Um mit Aktien handeln zu können ist es erst einmal notwendig ein Aktiendepot bei einer Bank oder einem Broker zu haben. In der Regel bieten Filialbanken, Sparkassen und Volksbanken ihren Kunden die Möglichkeit preisgünstig oder sogar kostenlos zu verführen. Lediglich das ausführen der Orders wird berechnet. Wer also wenig handelt, der zahlt auch wenig Gebühren und wer viel handelt, der zahlt auch entsprechend mehr. Gerade bei einem großen Handelsvolumen ist es aber empfehlenswert zu einem Online Broker zu wechseln, da dieser meist deutlich bessere Konditionen anbieten kann. Außerdem ist der Kundenservice natürlich deutlich besser im Bezug auf den Aktienhandel ausgebildet und auch die Handelsplattform ist natürlich besser an die Gewohnheiten von professionellen Tradern angepasst. Doch zumindest am Anfang ist es noch nicht allzu wichtig, für welchen Broker man sich entscheidet, da es primär darum geht Erfahrungen zu sammeln.

Die Vorteile vom Online Trading

Die Vorteile des Aktienhandels im Internet liegen auf der Hand. Es müssen deutlich weniger Gebühren bezahlt werden, als beim Handel in einer Filialbank. Denn die Order wird direkt über das Internet aufgegeben und unmittelbar ausgeführt. Höhere Gebühren fallen lediglich dann an, wenn die Order beispielsweise per Telefon aufgegeben wird. Ein weiterer Vorteil bei den meisten Online Brokern ist die Tatsache, dass nicht versucht wird dem Kunden aktiv etwas zu verkaufen. Es werden lediglich die Aufträge ausgeführt die der Kunde gibt. Es wird nicht versucht dem Kunden ein bestimmtes Papier zu verkaufen, nur weil bei diesem eine Provision für die Bank übrig bleibt.

Nachteile

Selbstverständlich hat das Trading über das Internet auch Nachteile. Denn es findet für gewöhnlich keine Beratung durch der Broker statt. Wer sich auskennt mag dies zwar als positiv empfinden, doch gerade für Einsteiger kann es gefährlich sein, wenn ihnen kein Experte mit Rat und Tat zur Seite steht. Denn gerade der Bankberater vor Ort wird nicht versuchen einzelne Aktien zu verkaufen, sondern eher Fonds oder Anleihen. Zwar haben diese etwas höhere Gebühren als Einzelaktien, doch sie sind auch deutlich sicherer. Beim Handel im Internet gibt es niemanden der eingreift, wenn ein unerfahrener Anleger ein riskantes Papier oder eine Aktie im Abwärtstrend kauft.

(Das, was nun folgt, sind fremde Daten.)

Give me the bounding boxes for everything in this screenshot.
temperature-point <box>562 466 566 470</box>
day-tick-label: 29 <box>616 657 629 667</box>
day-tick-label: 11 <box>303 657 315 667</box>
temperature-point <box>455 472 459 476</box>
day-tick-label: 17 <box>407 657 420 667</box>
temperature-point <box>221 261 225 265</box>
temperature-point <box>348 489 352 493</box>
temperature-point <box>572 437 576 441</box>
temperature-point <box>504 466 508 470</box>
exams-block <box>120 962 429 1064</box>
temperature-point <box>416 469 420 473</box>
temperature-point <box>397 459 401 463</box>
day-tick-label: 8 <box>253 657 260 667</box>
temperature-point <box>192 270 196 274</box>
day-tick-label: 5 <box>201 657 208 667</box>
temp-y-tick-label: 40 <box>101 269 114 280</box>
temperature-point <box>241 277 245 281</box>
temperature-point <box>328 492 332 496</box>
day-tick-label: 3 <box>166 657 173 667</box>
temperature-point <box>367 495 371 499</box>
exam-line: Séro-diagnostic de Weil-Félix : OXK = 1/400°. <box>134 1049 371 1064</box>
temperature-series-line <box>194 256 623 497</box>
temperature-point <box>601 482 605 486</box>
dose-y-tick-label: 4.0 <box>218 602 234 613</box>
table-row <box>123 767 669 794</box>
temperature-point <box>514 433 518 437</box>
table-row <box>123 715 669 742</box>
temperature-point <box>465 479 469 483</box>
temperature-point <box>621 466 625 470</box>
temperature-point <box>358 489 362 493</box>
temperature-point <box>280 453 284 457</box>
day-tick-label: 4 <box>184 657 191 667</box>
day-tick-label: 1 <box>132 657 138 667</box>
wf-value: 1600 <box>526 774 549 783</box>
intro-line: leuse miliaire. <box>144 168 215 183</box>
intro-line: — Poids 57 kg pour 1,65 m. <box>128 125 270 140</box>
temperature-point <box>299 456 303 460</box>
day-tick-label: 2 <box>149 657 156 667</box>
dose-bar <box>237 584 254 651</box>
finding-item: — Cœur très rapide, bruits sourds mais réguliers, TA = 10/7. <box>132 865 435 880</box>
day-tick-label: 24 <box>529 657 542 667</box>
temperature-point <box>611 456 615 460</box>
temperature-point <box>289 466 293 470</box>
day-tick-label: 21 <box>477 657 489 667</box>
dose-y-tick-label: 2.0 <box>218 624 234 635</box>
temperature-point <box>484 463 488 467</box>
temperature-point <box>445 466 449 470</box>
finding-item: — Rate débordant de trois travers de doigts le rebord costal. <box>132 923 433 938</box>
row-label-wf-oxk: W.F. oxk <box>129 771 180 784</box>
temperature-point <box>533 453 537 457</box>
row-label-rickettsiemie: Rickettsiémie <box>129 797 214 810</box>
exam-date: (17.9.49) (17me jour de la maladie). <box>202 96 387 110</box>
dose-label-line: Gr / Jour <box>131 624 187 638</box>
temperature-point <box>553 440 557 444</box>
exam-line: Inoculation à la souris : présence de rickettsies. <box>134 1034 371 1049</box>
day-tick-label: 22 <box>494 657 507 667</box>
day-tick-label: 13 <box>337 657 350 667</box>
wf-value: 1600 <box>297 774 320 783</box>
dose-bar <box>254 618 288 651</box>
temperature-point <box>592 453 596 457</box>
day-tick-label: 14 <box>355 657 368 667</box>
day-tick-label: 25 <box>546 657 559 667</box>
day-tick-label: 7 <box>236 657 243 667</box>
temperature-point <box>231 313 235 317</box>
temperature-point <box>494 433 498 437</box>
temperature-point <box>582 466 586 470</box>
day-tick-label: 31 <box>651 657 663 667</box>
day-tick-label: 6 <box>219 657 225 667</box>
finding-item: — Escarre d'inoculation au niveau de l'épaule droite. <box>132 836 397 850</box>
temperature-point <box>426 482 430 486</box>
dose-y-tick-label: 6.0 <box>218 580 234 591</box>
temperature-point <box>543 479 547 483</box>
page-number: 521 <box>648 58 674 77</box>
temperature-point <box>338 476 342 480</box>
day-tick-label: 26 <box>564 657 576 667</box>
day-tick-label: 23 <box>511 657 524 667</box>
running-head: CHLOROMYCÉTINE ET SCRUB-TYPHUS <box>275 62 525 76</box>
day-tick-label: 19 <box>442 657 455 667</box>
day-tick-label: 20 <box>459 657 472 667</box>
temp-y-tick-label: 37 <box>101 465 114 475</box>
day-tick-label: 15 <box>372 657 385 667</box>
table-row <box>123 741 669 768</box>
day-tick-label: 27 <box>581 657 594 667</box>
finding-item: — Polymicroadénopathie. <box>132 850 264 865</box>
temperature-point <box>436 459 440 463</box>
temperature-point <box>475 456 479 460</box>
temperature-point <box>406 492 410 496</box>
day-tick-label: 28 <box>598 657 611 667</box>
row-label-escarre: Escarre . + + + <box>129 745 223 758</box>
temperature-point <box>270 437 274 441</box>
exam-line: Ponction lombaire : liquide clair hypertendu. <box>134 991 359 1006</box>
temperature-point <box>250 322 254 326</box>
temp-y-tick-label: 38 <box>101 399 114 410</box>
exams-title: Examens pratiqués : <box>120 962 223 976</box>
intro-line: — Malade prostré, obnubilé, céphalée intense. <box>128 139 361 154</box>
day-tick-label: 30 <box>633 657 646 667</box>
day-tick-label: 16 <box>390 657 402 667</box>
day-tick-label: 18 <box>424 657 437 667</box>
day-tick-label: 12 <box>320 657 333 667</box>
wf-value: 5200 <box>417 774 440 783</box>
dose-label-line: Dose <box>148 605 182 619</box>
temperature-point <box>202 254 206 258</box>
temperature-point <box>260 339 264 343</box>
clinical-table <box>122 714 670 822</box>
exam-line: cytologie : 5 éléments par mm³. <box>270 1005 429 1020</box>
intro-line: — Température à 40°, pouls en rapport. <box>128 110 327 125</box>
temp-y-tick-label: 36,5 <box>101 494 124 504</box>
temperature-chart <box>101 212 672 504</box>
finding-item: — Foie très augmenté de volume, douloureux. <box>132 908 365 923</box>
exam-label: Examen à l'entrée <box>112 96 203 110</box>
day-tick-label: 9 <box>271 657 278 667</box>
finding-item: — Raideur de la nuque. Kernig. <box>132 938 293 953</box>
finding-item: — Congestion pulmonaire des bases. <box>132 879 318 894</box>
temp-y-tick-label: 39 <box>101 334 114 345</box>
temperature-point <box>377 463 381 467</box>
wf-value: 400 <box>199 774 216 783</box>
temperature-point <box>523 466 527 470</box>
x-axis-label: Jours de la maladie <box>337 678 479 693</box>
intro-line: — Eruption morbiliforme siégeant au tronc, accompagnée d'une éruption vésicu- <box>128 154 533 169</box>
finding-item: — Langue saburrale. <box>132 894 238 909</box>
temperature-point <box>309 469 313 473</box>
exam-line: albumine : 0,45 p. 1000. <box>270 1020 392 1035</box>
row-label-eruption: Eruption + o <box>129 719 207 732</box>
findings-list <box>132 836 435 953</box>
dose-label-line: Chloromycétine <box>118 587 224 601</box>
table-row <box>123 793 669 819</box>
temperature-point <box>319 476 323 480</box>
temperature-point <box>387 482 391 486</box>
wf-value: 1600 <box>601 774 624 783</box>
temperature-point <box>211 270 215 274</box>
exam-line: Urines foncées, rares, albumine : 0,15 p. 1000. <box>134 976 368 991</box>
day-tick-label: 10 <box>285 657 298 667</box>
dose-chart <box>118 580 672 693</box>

Welche Gefahren gibt es beim Handel mit Aktien?

Natürlich bieten Aktien nicht nur Renditemöglichkeiten, sondern auch die Chance auf Verluste die grundsätzlich bis zum Totalverlust gehen können. In der Praxis passiert es natürlich eher selten, dass ein großer Konzern aus dem DAX oder aus dem NASDAQ in die Insolvenz geht, doch man sollte dieses Risiko natürlich im Hinterkopf behalten. Doch wer sein Geld auf mehrere verschiedene Unternehmen aufteilt kann davon ausgehen, dass er zumindest langfristig eine gute Investition getätigt hat. Vorübergehende Einbrüche des Marktes sind aber natürlich nicht auszuschließen. In diesem Fall gilt es vor allem die Ruhe zu bewahren und nicht aus reiner Panik zu verkaufen, denn wie Warren Buffet gesagt hat ist die Börse ein Instrument, welches das Geld von den Ungeduldigen zu den Geduldigen wandern lässt. Und die Vergangenheit hat gezeigt, dass bis jetzt jeder Crash mit genug Geduld überwunden werden kann.

Die wahren Verlierer sind meist nur die Anlegen, die ihre Aktien an einem Tiefpunkt verkaufen wollen oder verkaufen müssen. Deshalb sollte man stets ein gewisses Cashpolster haben, um Aktien nicht wegen unvorhergesehenen Ereignissen verkaufen zu müssen. Außerdem kann es sinnvoll sein im Crash noch weitere Aktien zu kaufen, um den Einstandskurs zu verbilligen. Hierbei sollte man aber nicht in das sprichwörtliche "fallende Messer" greifen sondern abwarten, bis der größte Kursrutsch vorbei ist und die Kurse sich stabilisiert haben. Aber selbstverständlich kann es eine gewisse Zeit dauern, bis die Kurse sich erholen. Deshalb sollten auch Nachkäufe nur mit Geldern getätigt werden, die in absehbarer Zeit nicht genutzt werden müssen.

Vor dem Online-Trading mit echtem Geld sollte man unbedingt mit einem Demokonto üben. Hier kann man den Umgang im Trading mit Aktien und Wertpapieren oder binären Optionen lernen, ohne das Risiko eines finanziellen Verlustes zu haben.